Willie Creek is the only pearl farm open to the public in Broome. If you drive yourself out to the farm, 22 kms from town, it's half price but if you prefer, they will pick you up at your accommodation and bring you home.
After learning all about the seeding of the pearls, we enjoyed a delicious morning tea, they make fresh damper for every tour which lasts for 2 hours. Then we went out in the boat to see the farm operations and we also saw their resident crocodile sleeping on the bank. Lastly, we were taken into the showroom to see all the different pearls we had just learnt about and I would guess that most people bought something. Very clever business strategy indeed.
Highly trained technicians can earn up to $100,000 for three months work performing the delicate seeding operation and a good technician can seed 500 oysters a day. To qualify, applicants must first hold a marine biology degree and are then apprenticed for five years.

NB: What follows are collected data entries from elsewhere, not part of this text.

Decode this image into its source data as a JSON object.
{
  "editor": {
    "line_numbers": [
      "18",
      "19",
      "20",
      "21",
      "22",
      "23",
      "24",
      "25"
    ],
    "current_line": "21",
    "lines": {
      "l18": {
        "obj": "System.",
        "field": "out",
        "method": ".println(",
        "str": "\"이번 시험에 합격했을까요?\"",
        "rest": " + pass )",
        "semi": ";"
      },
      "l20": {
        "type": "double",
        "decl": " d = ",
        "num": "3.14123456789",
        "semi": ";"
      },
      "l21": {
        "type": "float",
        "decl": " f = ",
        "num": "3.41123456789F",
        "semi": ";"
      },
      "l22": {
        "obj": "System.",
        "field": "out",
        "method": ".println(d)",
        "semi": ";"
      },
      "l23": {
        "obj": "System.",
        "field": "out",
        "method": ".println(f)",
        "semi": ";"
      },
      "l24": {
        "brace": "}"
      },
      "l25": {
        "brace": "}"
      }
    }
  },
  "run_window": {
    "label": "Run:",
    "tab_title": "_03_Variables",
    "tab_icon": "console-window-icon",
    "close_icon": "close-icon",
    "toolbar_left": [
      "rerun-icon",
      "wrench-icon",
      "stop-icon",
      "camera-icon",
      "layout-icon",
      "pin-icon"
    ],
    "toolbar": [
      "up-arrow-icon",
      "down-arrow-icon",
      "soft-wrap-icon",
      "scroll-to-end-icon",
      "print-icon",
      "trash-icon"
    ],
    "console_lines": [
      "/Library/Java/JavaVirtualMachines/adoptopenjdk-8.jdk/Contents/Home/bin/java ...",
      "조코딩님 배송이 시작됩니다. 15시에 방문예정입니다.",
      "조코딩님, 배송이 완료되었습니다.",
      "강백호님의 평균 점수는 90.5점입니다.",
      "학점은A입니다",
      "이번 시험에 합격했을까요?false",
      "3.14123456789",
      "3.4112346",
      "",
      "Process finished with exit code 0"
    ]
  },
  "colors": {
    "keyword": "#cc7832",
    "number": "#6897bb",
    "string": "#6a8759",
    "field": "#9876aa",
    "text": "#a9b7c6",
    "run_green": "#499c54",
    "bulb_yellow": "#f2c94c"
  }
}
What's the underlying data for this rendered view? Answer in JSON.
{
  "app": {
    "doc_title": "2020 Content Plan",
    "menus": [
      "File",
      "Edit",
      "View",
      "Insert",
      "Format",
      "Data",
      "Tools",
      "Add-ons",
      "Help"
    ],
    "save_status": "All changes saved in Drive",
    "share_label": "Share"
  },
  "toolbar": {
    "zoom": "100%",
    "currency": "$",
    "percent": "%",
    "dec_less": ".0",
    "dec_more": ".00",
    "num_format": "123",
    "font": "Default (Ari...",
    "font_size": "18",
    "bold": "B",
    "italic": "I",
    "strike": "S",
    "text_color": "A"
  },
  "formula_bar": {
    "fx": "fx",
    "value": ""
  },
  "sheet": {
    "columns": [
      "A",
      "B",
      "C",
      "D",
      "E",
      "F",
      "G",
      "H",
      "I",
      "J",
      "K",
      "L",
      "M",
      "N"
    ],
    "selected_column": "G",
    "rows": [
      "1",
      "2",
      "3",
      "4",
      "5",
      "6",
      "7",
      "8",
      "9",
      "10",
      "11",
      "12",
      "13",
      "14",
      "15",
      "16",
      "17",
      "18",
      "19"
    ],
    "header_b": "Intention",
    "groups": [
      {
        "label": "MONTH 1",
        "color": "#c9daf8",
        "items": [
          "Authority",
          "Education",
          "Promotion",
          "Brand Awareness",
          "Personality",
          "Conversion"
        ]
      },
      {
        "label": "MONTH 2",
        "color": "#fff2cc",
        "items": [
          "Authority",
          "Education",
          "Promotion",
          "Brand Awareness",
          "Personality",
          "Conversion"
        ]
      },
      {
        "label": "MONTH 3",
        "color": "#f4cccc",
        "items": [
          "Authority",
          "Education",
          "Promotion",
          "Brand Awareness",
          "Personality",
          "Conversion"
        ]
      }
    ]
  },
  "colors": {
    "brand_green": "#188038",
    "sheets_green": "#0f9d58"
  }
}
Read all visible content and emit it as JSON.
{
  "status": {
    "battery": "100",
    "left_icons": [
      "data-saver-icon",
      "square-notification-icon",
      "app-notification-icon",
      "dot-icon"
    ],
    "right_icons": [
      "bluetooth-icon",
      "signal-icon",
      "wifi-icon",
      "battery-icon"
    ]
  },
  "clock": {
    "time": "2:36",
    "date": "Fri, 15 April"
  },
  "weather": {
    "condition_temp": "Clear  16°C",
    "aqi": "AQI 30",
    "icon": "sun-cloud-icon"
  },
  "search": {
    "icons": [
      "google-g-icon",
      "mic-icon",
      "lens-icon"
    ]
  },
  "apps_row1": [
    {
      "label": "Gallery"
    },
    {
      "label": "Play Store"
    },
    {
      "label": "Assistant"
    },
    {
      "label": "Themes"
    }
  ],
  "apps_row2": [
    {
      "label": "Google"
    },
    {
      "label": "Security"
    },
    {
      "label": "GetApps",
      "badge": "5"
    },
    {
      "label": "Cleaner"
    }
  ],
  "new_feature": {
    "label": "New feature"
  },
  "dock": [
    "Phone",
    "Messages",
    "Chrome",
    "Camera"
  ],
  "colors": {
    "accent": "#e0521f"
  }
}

These highly skilled people will then move around the world to other pearl farms in Tahiti, Indonesia and Hawaii.
Our guide told us that 14 vehicles have been sucked into the sand here this year, one was a brand new four wheel drive with only 500 kms on the clock. The tides come in so quickly, people leave their cars and go fishing only to find when they return they are partly submerged in water. They are impossible to pull out and in time, the sand slowly swallows them up completely.